![]()

Klikbangsa.com Jakarta — Jaksa Penuntut Umum (JPU) Andi Setyawan mengungkap rangkaian bukti kerja sama antara saksi dan para terdakwa dalam pembuatan konten negatif pada persidangan perkara dugaan perintangan perkara (obstruction of justice) yang digelar di Pengadilan Tindak Pidana Korupsi pada Pengadilan Negeri Jakarta Pusat, Selasa (21/1/2026).
Dalam persidangan tersebut, Marcella Santoso hadir sebagai saksi. Ia memberikan keterangan terkait tiga terdakwa, yakni Junaedi Saibih, Tian Bahtiar, dan M. Adhiya Muzakki.

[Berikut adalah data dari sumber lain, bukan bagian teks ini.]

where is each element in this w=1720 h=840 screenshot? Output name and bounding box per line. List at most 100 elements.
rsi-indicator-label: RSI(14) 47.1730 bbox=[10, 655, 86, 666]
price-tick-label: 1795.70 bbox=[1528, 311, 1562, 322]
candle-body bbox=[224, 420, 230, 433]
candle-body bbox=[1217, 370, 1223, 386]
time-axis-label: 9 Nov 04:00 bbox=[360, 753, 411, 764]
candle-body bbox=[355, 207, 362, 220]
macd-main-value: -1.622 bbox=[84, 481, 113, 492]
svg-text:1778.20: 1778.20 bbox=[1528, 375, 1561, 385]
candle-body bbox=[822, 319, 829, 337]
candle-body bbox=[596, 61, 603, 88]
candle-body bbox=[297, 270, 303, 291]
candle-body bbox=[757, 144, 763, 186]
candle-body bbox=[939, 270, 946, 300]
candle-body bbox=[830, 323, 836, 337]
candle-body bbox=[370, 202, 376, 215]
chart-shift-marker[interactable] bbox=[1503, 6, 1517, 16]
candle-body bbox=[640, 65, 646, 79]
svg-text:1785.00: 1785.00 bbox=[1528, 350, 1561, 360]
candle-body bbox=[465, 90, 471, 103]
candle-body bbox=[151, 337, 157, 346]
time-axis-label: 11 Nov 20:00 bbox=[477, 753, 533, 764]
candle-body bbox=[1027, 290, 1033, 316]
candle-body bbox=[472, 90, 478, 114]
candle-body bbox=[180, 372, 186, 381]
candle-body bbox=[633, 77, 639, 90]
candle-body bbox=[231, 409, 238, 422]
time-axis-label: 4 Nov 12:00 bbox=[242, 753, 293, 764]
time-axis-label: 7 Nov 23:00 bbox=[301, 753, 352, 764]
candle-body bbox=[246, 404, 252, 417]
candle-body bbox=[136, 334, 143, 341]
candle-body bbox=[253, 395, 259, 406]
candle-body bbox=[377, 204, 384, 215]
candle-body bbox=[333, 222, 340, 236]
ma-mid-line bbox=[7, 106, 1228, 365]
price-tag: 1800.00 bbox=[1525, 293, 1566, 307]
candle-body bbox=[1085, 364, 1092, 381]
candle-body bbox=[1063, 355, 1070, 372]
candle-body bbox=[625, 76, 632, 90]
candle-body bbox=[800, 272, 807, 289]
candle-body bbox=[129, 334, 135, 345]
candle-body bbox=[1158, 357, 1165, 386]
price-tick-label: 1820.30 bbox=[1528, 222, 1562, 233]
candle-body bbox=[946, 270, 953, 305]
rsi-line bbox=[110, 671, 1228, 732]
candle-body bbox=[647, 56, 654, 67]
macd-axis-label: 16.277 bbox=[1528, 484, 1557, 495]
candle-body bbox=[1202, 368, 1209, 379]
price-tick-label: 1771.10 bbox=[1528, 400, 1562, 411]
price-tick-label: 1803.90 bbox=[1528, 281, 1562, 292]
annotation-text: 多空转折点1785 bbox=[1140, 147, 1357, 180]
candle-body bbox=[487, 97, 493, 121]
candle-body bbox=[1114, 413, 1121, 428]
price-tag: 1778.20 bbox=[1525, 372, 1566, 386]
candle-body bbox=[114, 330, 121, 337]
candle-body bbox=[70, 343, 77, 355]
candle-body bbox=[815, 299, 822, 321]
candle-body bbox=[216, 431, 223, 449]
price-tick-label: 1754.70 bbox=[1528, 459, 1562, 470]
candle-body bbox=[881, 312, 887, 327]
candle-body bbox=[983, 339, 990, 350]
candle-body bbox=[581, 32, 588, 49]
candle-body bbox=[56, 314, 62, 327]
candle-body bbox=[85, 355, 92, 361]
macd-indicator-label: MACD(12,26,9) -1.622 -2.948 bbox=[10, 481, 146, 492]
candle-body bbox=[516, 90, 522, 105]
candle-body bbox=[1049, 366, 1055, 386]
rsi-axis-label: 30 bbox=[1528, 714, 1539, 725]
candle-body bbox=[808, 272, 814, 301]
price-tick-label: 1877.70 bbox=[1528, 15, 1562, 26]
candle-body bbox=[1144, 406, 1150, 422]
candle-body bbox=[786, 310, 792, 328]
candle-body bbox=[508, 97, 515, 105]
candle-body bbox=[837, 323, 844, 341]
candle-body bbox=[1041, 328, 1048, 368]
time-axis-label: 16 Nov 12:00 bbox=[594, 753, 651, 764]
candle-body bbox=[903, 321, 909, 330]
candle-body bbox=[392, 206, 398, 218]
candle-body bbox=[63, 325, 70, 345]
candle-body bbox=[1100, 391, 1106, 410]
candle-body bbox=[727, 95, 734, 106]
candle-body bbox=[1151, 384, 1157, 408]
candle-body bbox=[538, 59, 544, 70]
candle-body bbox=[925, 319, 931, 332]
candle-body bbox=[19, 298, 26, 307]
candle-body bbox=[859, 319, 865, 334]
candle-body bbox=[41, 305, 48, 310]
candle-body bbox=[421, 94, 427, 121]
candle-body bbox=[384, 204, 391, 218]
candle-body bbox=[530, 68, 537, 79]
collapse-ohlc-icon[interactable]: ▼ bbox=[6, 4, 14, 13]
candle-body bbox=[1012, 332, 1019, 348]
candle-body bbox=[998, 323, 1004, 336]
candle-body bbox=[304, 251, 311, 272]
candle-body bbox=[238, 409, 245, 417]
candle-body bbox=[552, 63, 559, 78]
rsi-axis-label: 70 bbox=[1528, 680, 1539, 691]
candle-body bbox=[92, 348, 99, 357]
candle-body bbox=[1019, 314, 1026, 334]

JPU menjelaskan, fokus persidangan adalah mengurai peran masing-masing terdakwa dalam upaya menghalangi penyidikan sejumlah perkara besar, meliputi kasus korupsi komoditas timah, ekspor CPO minyak goreng, serta impor gula.
Di hadapan majelis hakim, JPU membeberkan bukti percakapan digital yang menunjukkan adanya koordinasi intens antara saksi dan para terdakwa, khususnya dengan Adhiya Muzakki dan Tian Bahtiar. Percakapan itu mengungkap proses penyusunan narasi hingga produksi konten negatif yang ditujukan untuk memengaruhi opini publik melalui media sosial seperti TikTok dan Instagram.
“Dari bukti chat, narasi konten disiapkan oleh saksi, kemudian diproduksi menjadi video oleh terdakwa Adhiya Muzakki sebelum dipublikasikan secara luas,” ujar Andi Setyawan.
Fakta lain yang mencuat di persidangan adalah permintaan saksi agar dibuat konten bernada buruk terhadap Jampidsus saat penanganan perkara masih berjalan. Meski saksi membantah keterlibatan dalam gerakan “Indonesia Gelap” dan isu “RUU TNI”, JPU menegaskan bukti dari ponsel Adhiya Muzakki menunjukkan materi tersebut dikirim kepada saksi untuk mendapat persetujuan.
Menurut JPU, konten-konten tersebut berpotensi memperkeruh situasi nasional dan memicu kegaduhan publik, sebagaimana tercermin dalam aksi demonstrasi besar yang terjadi sebelumnya.
Menanggapi klaim adanya tekanan dari penyidik, JPU secara tegas membantah. Ia memastikan tidak ada paksaan dalam proses pemeriksaan maupun pembuatan video permintaan maaf saksi.
“Video itu disampaikan secara sukarela oleh saksi saat menjawab pertanyaan akhir dalam Berita Acara Pemeriksaan terkait hal-hal lain yang ingin disampaikan,” pungkas Andi Setyawan.